For this week’s ramble, I’d like to take you on a tour of how cycles tend to begin and end for the development of new scaling technologies, and why I think things might be different for AI. In particular, I’d like to dig into the VC-powered business model behind our current funding structures for big AI companies like OpenAI, and smaller ones that are using these underlying technologies, and how I foresee things going in the next 12-18 months. I’ll also take a brief look at some important canaries which might suggest if you have a lot of money invested in this technology, it might be a good idea to deleverage a bit!

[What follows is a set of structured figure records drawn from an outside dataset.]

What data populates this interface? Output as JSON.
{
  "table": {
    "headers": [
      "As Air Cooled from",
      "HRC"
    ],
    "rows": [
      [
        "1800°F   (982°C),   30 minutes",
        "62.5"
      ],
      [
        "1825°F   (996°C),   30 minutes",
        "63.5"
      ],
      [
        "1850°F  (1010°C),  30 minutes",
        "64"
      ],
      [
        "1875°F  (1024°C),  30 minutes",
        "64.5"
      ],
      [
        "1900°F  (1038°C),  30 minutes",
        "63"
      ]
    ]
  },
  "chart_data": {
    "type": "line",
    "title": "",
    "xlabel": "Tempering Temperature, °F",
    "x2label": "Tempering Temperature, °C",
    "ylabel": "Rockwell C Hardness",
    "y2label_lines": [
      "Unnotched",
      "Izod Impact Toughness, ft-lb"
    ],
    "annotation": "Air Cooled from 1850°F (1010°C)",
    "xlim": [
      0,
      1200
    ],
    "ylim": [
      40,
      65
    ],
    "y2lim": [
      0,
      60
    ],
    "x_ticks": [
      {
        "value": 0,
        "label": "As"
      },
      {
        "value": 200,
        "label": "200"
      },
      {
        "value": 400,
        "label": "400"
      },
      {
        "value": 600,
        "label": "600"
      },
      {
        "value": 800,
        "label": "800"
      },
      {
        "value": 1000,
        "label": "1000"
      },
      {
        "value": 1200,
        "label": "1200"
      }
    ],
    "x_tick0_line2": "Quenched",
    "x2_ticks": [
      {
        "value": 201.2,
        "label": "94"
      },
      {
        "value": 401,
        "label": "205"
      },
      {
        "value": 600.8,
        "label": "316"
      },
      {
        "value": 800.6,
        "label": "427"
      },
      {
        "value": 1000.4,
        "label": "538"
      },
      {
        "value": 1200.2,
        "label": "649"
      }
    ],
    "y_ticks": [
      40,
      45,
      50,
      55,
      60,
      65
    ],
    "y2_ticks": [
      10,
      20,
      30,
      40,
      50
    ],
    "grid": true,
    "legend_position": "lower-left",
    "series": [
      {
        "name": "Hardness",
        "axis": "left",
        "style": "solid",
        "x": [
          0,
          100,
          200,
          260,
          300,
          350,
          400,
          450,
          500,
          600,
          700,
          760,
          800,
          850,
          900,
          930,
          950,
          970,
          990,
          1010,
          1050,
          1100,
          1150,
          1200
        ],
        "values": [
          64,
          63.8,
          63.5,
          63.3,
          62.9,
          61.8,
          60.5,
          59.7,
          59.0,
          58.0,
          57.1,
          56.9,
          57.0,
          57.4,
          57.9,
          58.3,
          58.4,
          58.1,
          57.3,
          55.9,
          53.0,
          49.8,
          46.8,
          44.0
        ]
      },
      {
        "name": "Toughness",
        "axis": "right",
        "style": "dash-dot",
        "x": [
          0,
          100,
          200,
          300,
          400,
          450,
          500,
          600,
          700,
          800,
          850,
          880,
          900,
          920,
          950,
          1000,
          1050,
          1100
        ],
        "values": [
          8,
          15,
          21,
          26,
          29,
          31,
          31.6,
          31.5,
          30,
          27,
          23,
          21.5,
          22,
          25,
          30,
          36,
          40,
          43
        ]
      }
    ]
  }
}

Let’s start with something technical for a change - what’s a Pareto frontier? The concept is a pretty old one due to an Italian economist from the 1890s who was interested in the efficient allocation of resources in economic systems. He looked at this from a point of view (effectively) of finding where collaboration ends and competition begins - where is the point at which there is no longer a way of getting more for nothing, and we have to start making trade-offs between things. It turns out that this concept is pretty universal - there are lots of places in the world where we need to do multivariate optimisation under constraints, so the idea came quickly into the world of finance and operations research. The Pareto frontier is a line on which you cannot make any one objective better without making the others worse - it defines the “optimal” solution for a given system. The whole point of this is that if you’re on the frontier, you can’t really do better - all you can do is trade off one performance for another…
Uber as a salutary lesson
I’m going to start with Uber as an apparently similar case to study because there are interesting, unexpected, and important parallels with the model underlying how the Gen AI foundation companies (OpenAI, Anthropic, Google) are acting. So before we start to look into it, how did Uber operate? Founded in the fallout from the Great Recession, in March 2009, Uber became one of the best-known flagship companies for what became known as the “sharing economy” - a model of passively or actively using assets that you own but don’t use that much as a means of generating income. Other examples include AirBnB, TaskRabbit and Vinted, and the growth of this portion of the economy led Ida Auken to write the controversial phrase:
“you’ll own nothing and be happy”
in an essay later picked up by the World Economic Forum, which caused a portion of the population to panic.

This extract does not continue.